Response by poster: Thanks for all the recommendations! I am just finishing up James Fitzjames: Man of Mystery and even though it was not the best place to start (at some points the author is clearly fighting with books I haven't yet read), even that has cleared up some parts of The Terror that were a mystery to me. For example, I was mystified by the carnival, but now that I know Fitzjames was a flamboyant dude with a pet cheetah, that bad choice seems plausible.

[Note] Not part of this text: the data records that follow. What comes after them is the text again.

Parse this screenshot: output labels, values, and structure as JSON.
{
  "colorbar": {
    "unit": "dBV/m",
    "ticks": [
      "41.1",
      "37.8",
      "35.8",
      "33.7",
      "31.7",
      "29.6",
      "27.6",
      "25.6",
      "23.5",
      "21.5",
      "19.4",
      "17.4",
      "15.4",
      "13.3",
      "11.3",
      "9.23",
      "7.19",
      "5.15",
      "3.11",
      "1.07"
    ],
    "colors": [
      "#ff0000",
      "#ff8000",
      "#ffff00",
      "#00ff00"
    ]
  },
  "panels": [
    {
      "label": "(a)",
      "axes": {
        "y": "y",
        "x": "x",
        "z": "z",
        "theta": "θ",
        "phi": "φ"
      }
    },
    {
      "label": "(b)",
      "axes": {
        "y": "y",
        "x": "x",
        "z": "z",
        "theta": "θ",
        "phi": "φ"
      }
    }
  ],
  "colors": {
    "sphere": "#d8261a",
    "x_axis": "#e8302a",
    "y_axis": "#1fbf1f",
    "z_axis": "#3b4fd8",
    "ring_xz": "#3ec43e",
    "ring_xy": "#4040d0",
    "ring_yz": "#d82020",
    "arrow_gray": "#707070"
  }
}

Next up is Erebus: Book with a Long Title by That Michael Palin, and then Frozen in Time, Encounters on the Passage, and Barrow's Boys will be read whenever the library has them.
posted by betweenthebars at 3:00 PM on December 30, 2020


For example, I was mystified by the carnival
Threadsitting here, but you definitely need to read other books on this list - a midwinter benjo of some sort happened on all the polar expeditions that we are aware of. The implausibility in the Terror is that (a) they seem to have not had one in the previous winters and (b) Francis "dragged up and taking the first dance with James Clark Ross in the Antarctic" Crozier being apparently not on board with this.
posted by Vortisaur at 5:10 AM on January 3, 2021


Response by poster: I was confused by Fictional Fitzjames setting up the something as chaotic as the carnival because he just seemed tall and repressed and that his idea of fun would be highly organised, like putting on a play and making sure that everyone actually remembered their lines.

(I've been reading through the books suggested here and am a little embarrassed at how many I've got through in the past five days. I feel like it was both a brilliant and terrible use of my free week.)